Kinondoni Kambangwa dispensary was venue for the 20th anniversary of the world breastfeeding week held annually beginning August first. At the event, held over the weekend, Tanzanians and the world at large were reminded of the values of breastfeeding.
Speaking on behalf of the Dar es Salaam Regional Commissioner (RC) Said Meck Sadiki, the Dar es Salaam Regional Medical Officer Dr Judith Kahama highlighted this year’s themed, ‘We should know where we came from, we should plan where we are going’. The RC said the government is making initiatives to control the use of alternative milk (formula) as implemented the International regulations to control the sale and distribution of alternative foods for infants. Formula is gaining popularity with mothers across the world who believes it save time allowing them to meet other needs.
Happy Arobogast a resident of Mwananyamala in Kinondoni is an example, she doesn’t believe in exclusive breastfeeding.
“At the beginning, my baby was crying often, but last month I chose to feed her with both formula and breast milk, she no longer cries as she used to…” the mother believes that using formula to supplement breast milk, in her words, has given her more time to run my businesses.”
Only 32.6 % of 136.7 million babies born worldwide are breastfed exclusively in the first six months, this according to UNICEF's State of the World's Children Report 2011.
This is so despite the fact that breastfeeding is the best known way to provide newborns with the nutrients they need. World Health Organisation (WHO) recommends after the exclusive six months, breastfeeding should continue with the addition of nutritious and indigenous complementary foods for up to two years or beyond.
To achieve these global standards, the nation’s health workers are to be empowered to provide effective feeding counselling, and their services be extended into the community by trained counsellors.
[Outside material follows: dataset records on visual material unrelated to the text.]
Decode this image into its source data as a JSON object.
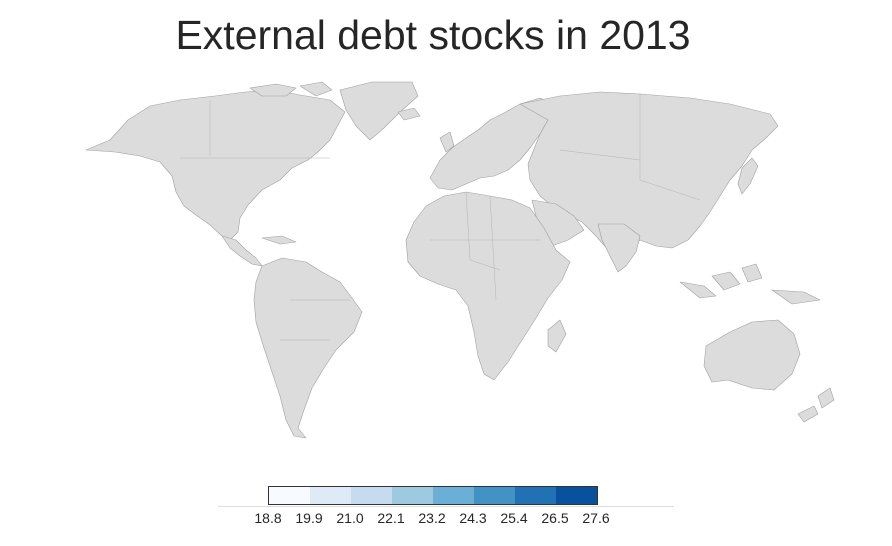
{
  "title": "External debt stocks in 2013",
  "legend": {
    "ticks": [
      "18.8",
      "19.9",
      "21.0",
      "22.1",
      "23.2",
      "24.3",
      "25.4",
      "26.5",
      "27.6"
    ],
    "bin_colors": [
      "#f7fbff",
      "#deebf7",
      "#c6dbef",
      "#9ecae1",
      "#6baed6",
      "#4292c6",
      "#2171b5",
      "#08519c"
    ]
  },
  "map": {
    "land_color": "#dcdcdc",
    "border_color": "#a0a0a0",
    "colored_countries": []
  }
}
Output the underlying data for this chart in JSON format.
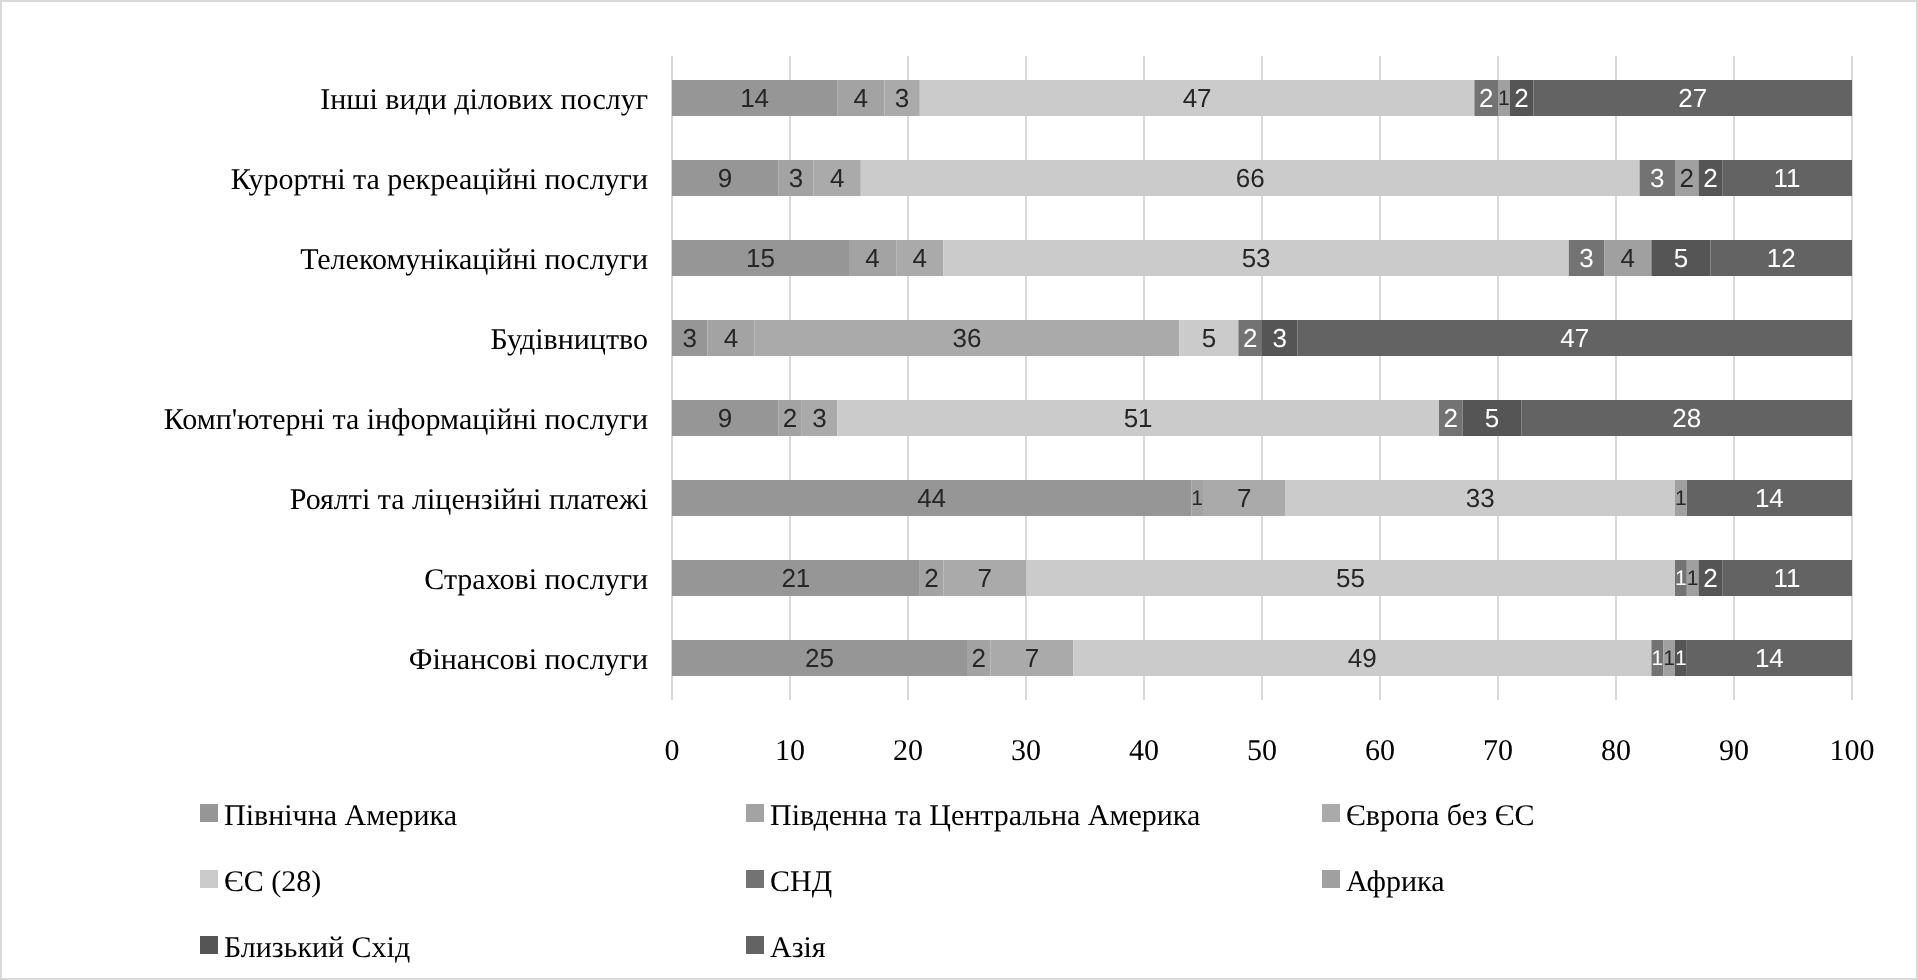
{
  "chart_data": {
    "type": "bar",
    "orientation": "horizontal",
    "stacked": true,
    "grid": "x",
    "legend": "bottom",
    "categories": [
      "Інші види ділових послуг",
      "Курортні та рекреаційні послуги",
      "Телекомунікаційні послуги",
      "Будівництво",
      "Комп'ютерні та інформаційні послуги",
      "Роялті та ліцензійні платежі",
      "Страхові послуги",
      "Фінансові послуги"
    ],
    "xlim": [
      0,
      100
    ],
    "xticks": [
      0,
      10,
      20,
      30,
      40,
      50,
      60,
      70,
      80,
      90,
      100
    ],
    "series": [
      {
        "name": "Північна Америка",
        "color": "#969696",
        "values": [
          14,
          9,
          15,
          3,
          9,
          44,
          21,
          25
        ],
        "value_labels": [
          "14",
          "9",
          "15",
          "3",
          "9",
          "44",
          "21",
          "25"
        ]
      },
      {
        "name": "Південна та Центральна Америка",
        "color": "#a3a3a3",
        "values": [
          4,
          3,
          4,
          4,
          2,
          1,
          2,
          2
        ],
        "value_labels": [
          "4",
          "3",
          "4",
          "4",
          "2",
          "1",
          "2",
          "2"
        ]
      },
      {
        "name": "Європа без ЄС",
        "color": "#aaaaaa",
        "values": [
          3,
          4,
          4,
          36,
          3,
          7,
          7,
          7
        ],
        "value_labels": [
          "3",
          "4",
          "4",
          "36",
          "3",
          "7",
          "7",
          "7"
        ]
      },
      {
        "name": "ЄС (28)",
        "color": "#cbcbcb",
        "values": [
          47,
          66,
          53,
          5,
          51,
          33,
          55,
          49
        ],
        "value_labels": [
          "47",
          "66",
          "53",
          "5",
          "51",
          "33",
          "55",
          "49"
        ]
      },
      {
        "name": "СНД",
        "color": "#737373",
        "values": [
          2,
          3,
          3,
          2,
          2,
          0,
          1,
          1
        ],
        "value_labels": [
          "2",
          "3",
          "3",
          "2",
          "2",
          null,
          "1",
          "1"
        ]
      },
      {
        "name": "Африка",
        "color": "#a0a0a0",
        "values": [
          1,
          2,
          4,
          0,
          0,
          1,
          1,
          1
        ],
        "value_labels": [
          "1",
          "2",
          "4",
          null,
          null,
          "1",
          "1",
          "1"
        ]
      },
      {
        "name": "Близький Схід",
        "color": "#555555",
        "values": [
          2,
          2,
          5,
          3,
          5,
          0,
          2,
          1
        ],
        "value_labels": [
          "2",
          "2",
          "5",
          "3",
          "5",
          null,
          "2",
          "1"
        ]
      },
      {
        "name": "Азія",
        "color": "#636363",
        "values": [
          27,
          11,
          12,
          47,
          28,
          14,
          11,
          14
        ],
        "value_labels": [
          "27",
          "11",
          "12",
          "47",
          "28",
          "14",
          "11",
          "14"
        ]
      }
    ]
  }
}
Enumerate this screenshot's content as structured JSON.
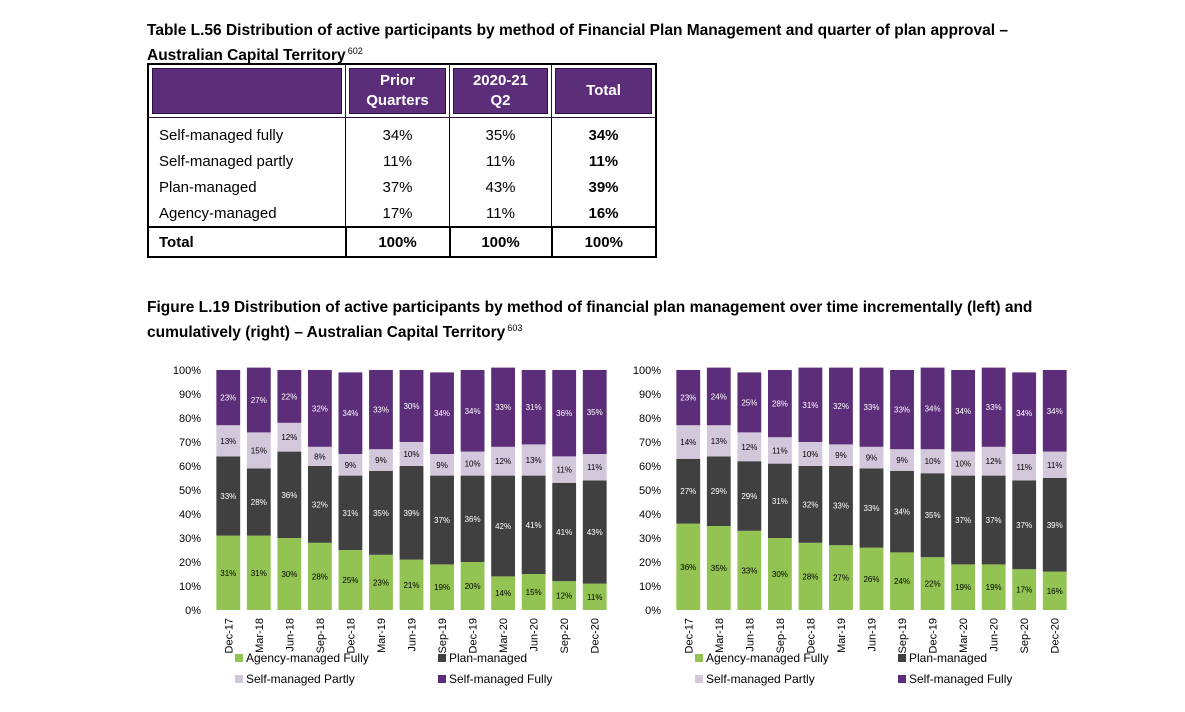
{
  "table": {
    "title": "Table L.56 Distribution of active participants by method of Financial Plan Management and quarter of plan approval – Australian Capital Territory",
    "footnote": "602",
    "headers": [
      "",
      "Prior Quarters",
      "2020-21 Q2",
      "Total"
    ],
    "rows": [
      [
        "Self-managed fully",
        "34%",
        "35%",
        "34%"
      ],
      [
        "Self-managed partly",
        "11%",
        "11%",
        "11%"
      ],
      [
        "Plan-managed",
        "37%",
        "43%",
        "39%"
      ],
      [
        "Agency-managed",
        "17%",
        "11%",
        "16%"
      ],
      [
        "Total",
        "100%",
        "100%",
        "100%"
      ]
    ]
  },
  "figure": {
    "title": "Figure L.19 Distribution of active participants by method of financial plan management over time incrementally (left) and cumulatively (right) – Australian Capital Territory",
    "footnote": "603"
  },
  "colors": {
    "agency": "#92c353",
    "plan": "#404040",
    "self_partly": "#d3c7dc",
    "self_fully": "#5c2d79",
    "header_bg": "#5c2d79"
  },
  "chart_data": [
    {
      "type": "bar",
      "stacked": true,
      "categories": [
        "Dec-17",
        "Mar-18",
        "Jun-18",
        "Sep-18",
        "Dec-18",
        "Mar-19",
        "Jun-19",
        "Sep-19",
        "Dec-19",
        "Mar-20",
        "Jun-20",
        "Sep-20",
        "Dec-20"
      ],
      "ylim": [
        0,
        100
      ],
      "yticks": [
        "0%",
        "10%",
        "20%",
        "30%",
        "40%",
        "50%",
        "60%",
        "70%",
        "80%",
        "90%",
        "100%"
      ],
      "legend_position": "bottom",
      "series": [
        {
          "name": "Agency-managed Fully",
          "values": [
            31,
            31,
            30,
            28,
            25,
            23,
            21,
            19,
            20,
            14,
            15,
            12,
            11
          ]
        },
        {
          "name": "Plan-managed",
          "values": [
            33,
            28,
            36,
            32,
            31,
            35,
            39,
            37,
            36,
            42,
            41,
            41,
            43
          ]
        },
        {
          "name": "Self-managed Partly",
          "values": [
            13,
            15,
            12,
            8,
            9,
            9,
            10,
            9,
            10,
            12,
            13,
            11,
            11
          ]
        },
        {
          "name": "Self-managed Fully",
          "values": [
            23,
            27,
            22,
            32,
            34,
            33,
            30,
            34,
            34,
            33,
            31,
            36,
            35
          ]
        }
      ]
    },
    {
      "type": "bar",
      "stacked": true,
      "categories": [
        "Dec-17",
        "Mar-18",
        "Jun-18",
        "Sep-18",
        "Dec-18",
        "Mar-19",
        "Jun-19",
        "Sep-19",
        "Dec-19",
        "Mar-20",
        "Jun-20",
        "Sep-20",
        "Dec-20"
      ],
      "ylim": [
        0,
        100
      ],
      "yticks": [
        "0%",
        "10%",
        "20%",
        "30%",
        "40%",
        "50%",
        "60%",
        "70%",
        "80%",
        "90%",
        "100%"
      ],
      "legend_position": "bottom",
      "series": [
        {
          "name": "Agency-managed Fully",
          "values": [
            36,
            35,
            33,
            30,
            28,
            27,
            26,
            24,
            22,
            19,
            19,
            17,
            16
          ]
        },
        {
          "name": "Plan-managed",
          "values": [
            27,
            29,
            29,
            31,
            32,
            33,
            33,
            34,
            35,
            37,
            37,
            37,
            39
          ]
        },
        {
          "name": "Self-managed Partly",
          "values": [
            14,
            13,
            12,
            11,
            10,
            9,
            9,
            9,
            10,
            10,
            12,
            11,
            11
          ]
        },
        {
          "name": "Self-managed Fully",
          "values": [
            23,
            24,
            25,
            28,
            31,
            32,
            33,
            33,
            34,
            34,
            33,
            34,
            34
          ]
        }
      ]
    }
  ]
}
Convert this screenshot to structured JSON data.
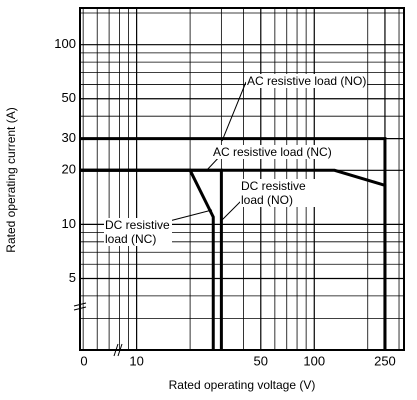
{
  "chart_data": {
    "type": "line",
    "x_label": "Rated operating voltage (V)",
    "y_label": "Rated operating current (A)",
    "x_origin_label": "0",
    "xlog": true,
    "ylog": true,
    "grid": true,
    "xlim": [
      4.8,
      320
    ],
    "ylim": [
      2,
      160
    ],
    "xticks": [
      10,
      50,
      100,
      250
    ],
    "yticks": [
      5,
      10,
      20,
      30,
      50,
      100
    ],
    "x_minor_grid": [
      5,
      6,
      7,
      8,
      9,
      20,
      30,
      40,
      60,
      70,
      80,
      90,
      200,
      300
    ],
    "y_minor_grid": [
      3,
      4,
      6,
      7,
      8,
      9,
      40,
      60,
      70,
      80,
      90,
      150
    ],
    "series": [
      {
        "name": "AC resistive load (NO)",
        "color": "#000000",
        "x": [
          4.8,
          250,
          250
        ],
        "values": [
          30,
          30,
          2
        ]
      },
      {
        "name": "AC resistive load (NC)",
        "color": "#000000",
        "x": [
          4.8,
          130,
          250,
          250
        ],
        "values": [
          20,
          20,
          16.5,
          2
        ]
      },
      {
        "name": "DC resistive load (NO)",
        "color": "#000000",
        "x": [
          4.8,
          30,
          30
        ],
        "values": [
          20,
          20,
          2
        ]
      },
      {
        "name": "DC resistive load (NC)",
        "color": "#000000",
        "x": [
          4.8,
          20,
          27,
          27
        ],
        "values": [
          20,
          20,
          11,
          2
        ]
      }
    ]
  }
}
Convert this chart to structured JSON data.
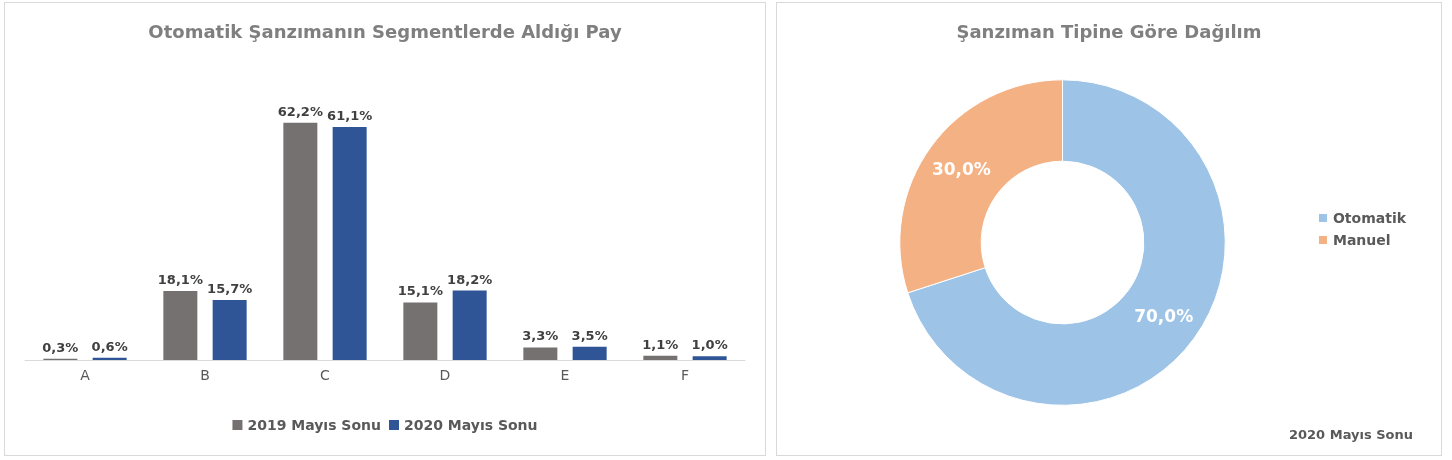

Tanzania was encouraged during the reading of the commissioner’s speech to review progress in national implementation of the International Code of Marketing of Breast milk substitutes, and consider new legislation or additional measures to protect families from adverse and even sometimes misleading commercial influences.
Government was also urged to enact imaginative legislation that will protect the breastfeeding rights of working women and to also establish the means for its enforcement in accordance with international labour standards.
Nutrition and nurturing during the first years of life are both crucial for life-long health and well-being. In infancy, no gift is more precious than breastfeeding; yet barely one in three infants is exclusively breastfed during the first six months of life.
Malnutrition is responsible, directly or indirectly for about one third of deaths among children under five. Well above two thirds of these deaths, often associated with inappropriate feeding practices, occur during the first year of life.